The Hilbert functor orders for a polynomial ${\ displaystyle P}$

{\ displaystyle h_ {P} \ colon \ left \ {Schemes \ right \} ^ {op} \ to \ left \ {Sets \ right \}}

to each scheme the set of over flat sub -schemas whose fibers have over points from Hilbert's polynomial . ${\ displaystyle B}$ ${\ displaystyle B}$ ${\ displaystyle {\ mathcal {X}} \ subset P_ {B} ^ {n}}$ ${\ displaystyle B}$ ${\ displaystyle P}$

Hilbert scheme

For a polynomial Hilbert scheme is that the functor performing scheme. is therefore the point functor of . ${\ displaystyle P}$ ${\ displaystyle {\ mathcal {H}} _ {P}}$ ${\ displaystyle h_ {P}}$ ${\ displaystyle h_ {P}}$ ${\ displaystyle {\ mathcal {H}} _ {P}}$

The uniqueness of follows from Yoneda's lemma , while existence is the result of a difficult construction. ${\ displaystyle {\ mathcal {H}} _ {P}}$

Examples

Graßmann schemes

The Graßmann scheme parameterizes the sub -schemes of degree 1 and dimension in for . But these are exactly the schemes whose Hilbert polynomial is.
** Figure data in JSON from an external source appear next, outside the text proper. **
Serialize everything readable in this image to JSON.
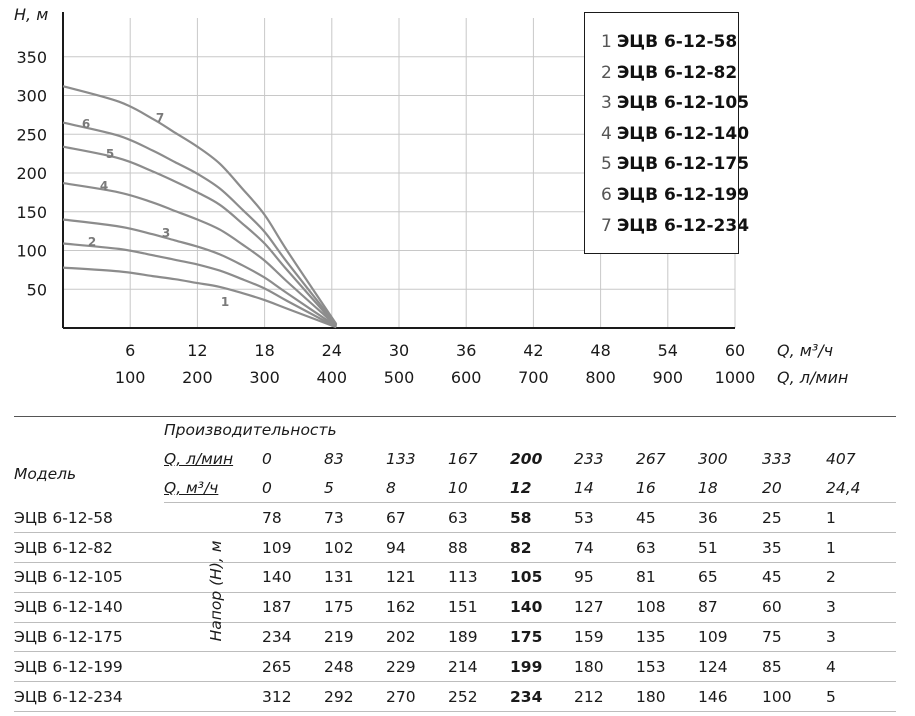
{
  "chart_data": {
    "type": "line",
    "ylabel": "H, м",
    "xlabel_primary": "Q, м³/ч",
    "xlabel_secondary": "Q, л/мин",
    "yticks": [
      50,
      100,
      150,
      200,
      250,
      300,
      350
    ],
    "xticks_primary": [
      "6",
      "12",
      "18",
      "24",
      "30",
      "36",
      "42",
      "48",
      "54",
      "60"
    ],
    "xticks_secondary": [
      "100",
      "200",
      "300",
      "400",
      "500",
      "600",
      "700",
      "800",
      "900",
      "1000"
    ],
    "xlim": [
      0,
      60
    ],
    "ylim": [
      0,
      400
    ],
    "grid": true,
    "legend_position": "top-right",
    "x": [
      0,
      5,
      8,
      10,
      12,
      14,
      16,
      18,
      20,
      24.4
    ],
    "series": [
      {
        "label": "1",
        "name": "ЭЦВ 6-12-58",
        "values": [
          78,
          73,
          67,
          63,
          58,
          53,
          45,
          36,
          25,
          1
        ]
      },
      {
        "label": "2",
        "name": "ЭЦВ 6-12-82",
        "values": [
          109,
          102,
          94,
          88,
          82,
          74,
          63,
          51,
          35,
          1
        ]
      },
      {
        "label": "3",
        "name": "ЭЦВ 6-12-105",
        "values": [
          140,
          131,
          121,
          113,
          105,
          95,
          81,
          65,
          45,
          2
        ]
      },
      {
        "label": "4",
        "name": "ЭЦВ 6-12-140",
        "values": [
          187,
          175,
          162,
          151,
          140,
          127,
          108,
          87,
          60,
          3
        ]
      },
      {
        "label": "5",
        "name": "ЭЦВ 6-12-175",
        "values": [
          234,
          219,
          202,
          189,
          175,
          159,
          135,
          109,
          75,
          3
        ]
      },
      {
        "label": "6",
        "name": "ЭЦВ 6-12-199",
        "values": [
          265,
          248,
          229,
          214,
          199,
          180,
          153,
          124,
          85,
          4
        ]
      },
      {
        "label": "7",
        "name": "ЭЦВ 6-12-234",
        "values": [
          312,
          292,
          270,
          252,
          234,
          212,
          180,
          146,
          100,
          5
        ]
      }
    ]
  },
  "table": {
    "model_header": "Модель",
    "performance_header": "Производительность",
    "unit_lmin": "Q, л/мин",
    "unit_m3h": "Q, м³/ч",
    "head_label": "Напор (Н), м",
    "q_lmin": [
      "0",
      "83",
      "133",
      "167",
      "200",
      "233",
      "267",
      "300",
      "333",
      "407"
    ],
    "q_m3h": [
      "0",
      "5",
      "8",
      "10",
      "12",
      "14",
      "16",
      "18",
      "20",
      "24,4"
    ],
    "bold_column_index": 4,
    "rows": [
      {
        "model": "ЭЦВ 6-12-58",
        "values": [
          "78",
          "73",
          "67",
          "63",
          "58",
          "53",
          "45",
          "36",
          "25",
          "1"
        ]
      },
      {
        "model": "ЭЦВ 6-12-82",
        "values": [
          "109",
          "102",
          "94",
          "88",
          "82",
          "74",
          "63",
          "51",
          "35",
          "1"
        ]
      },
      {
        "model": "ЭЦВ 6-12-105",
        "values": [
          "140",
          "131",
          "121",
          "113",
          "105",
          "95",
          "81",
          "65",
          "45",
          "2"
        ]
      },
      {
        "model": "ЭЦВ 6-12-140",
        "values": [
          "187",
          "175",
          "162",
          "151",
          "140",
          "127",
          "108",
          "87",
          "60",
          "3"
        ]
      },
      {
        "model": "ЭЦВ 6-12-175",
        "values": [
          "234",
          "219",
          "202",
          "189",
          "175",
          "159",
          "135",
          "109",
          "75",
          "3"
        ]
      },
      {
        "model": "ЭЦВ 6-12-199",
        "values": [
          "265",
          "248",
          "229",
          "214",
          "199",
          "180",
          "153",
          "124",
          "85",
          "4"
        ]
      },
      {
        "model": "ЭЦВ 6-12-234",
        "values": [
          "312",
          "292",
          "270",
          "252",
          "234",
          "212",
          "180",
          "146",
          "100",
          "5"
        ]
      }
    ]
  },
  "colors": {
    "curve": "#8c8c8c",
    "curve_label": "#7a7a7a",
    "grid": "#c8c8c8",
    "axis": "#1a1a1a",
    "row_line": "#bdbdbd"
  }
}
The Graßmann scheme is the Hilbert scheme for this polynomial. ${\ displaystyle G (d, n)}$ ${\ displaystyle d}$ ${\ displaystyle P_ {S} ^ {n}}$ ${\ displaystyle S = \ mathbb {Z} \ left [x_ {0}, \ ldots, x_ {n} \ right]}$ ${\ displaystyle H_ {x} (m) = \ left ({\ begin {array} {c} m + d \\ d \ end {array}} \ right)}$

Hilbert scheme for hypersurfaces

The hypersurfaces of degree im are parameterized by the projective space of the vector space of the homogeneous polynomials of degree in variables. This projective space is the Hilbert scheme of the hypersurfaces of degree . ${\ displaystyle d}$ ${\ displaystyle P_ {K} ^ {n}}$ ${\ displaystyle d}$ ${\ displaystyle n + 1}$ ${\ displaystyle d}$

Individual evidence

^ David Mumford : Lectures on curves on an algebraic surface . Annals of Mathematical Studies 59, Princeton University Press 1966.
↑ Janós Kollár : Rational curves on algebraic varieties . Results of Mathematics, 3rd Volume 32, Springer-Verlag Berlin 1996.

[1] David Mumford : Lectures on curves on an algebraic surface . Annals of Mathematical Studies 59, Princeton University Press 1966.

[2] Janós Kollár : Rational curves on algebraic varieties . Results of Mathematics, 3rd Volume 32, Springer-Verlag Berlin 1996.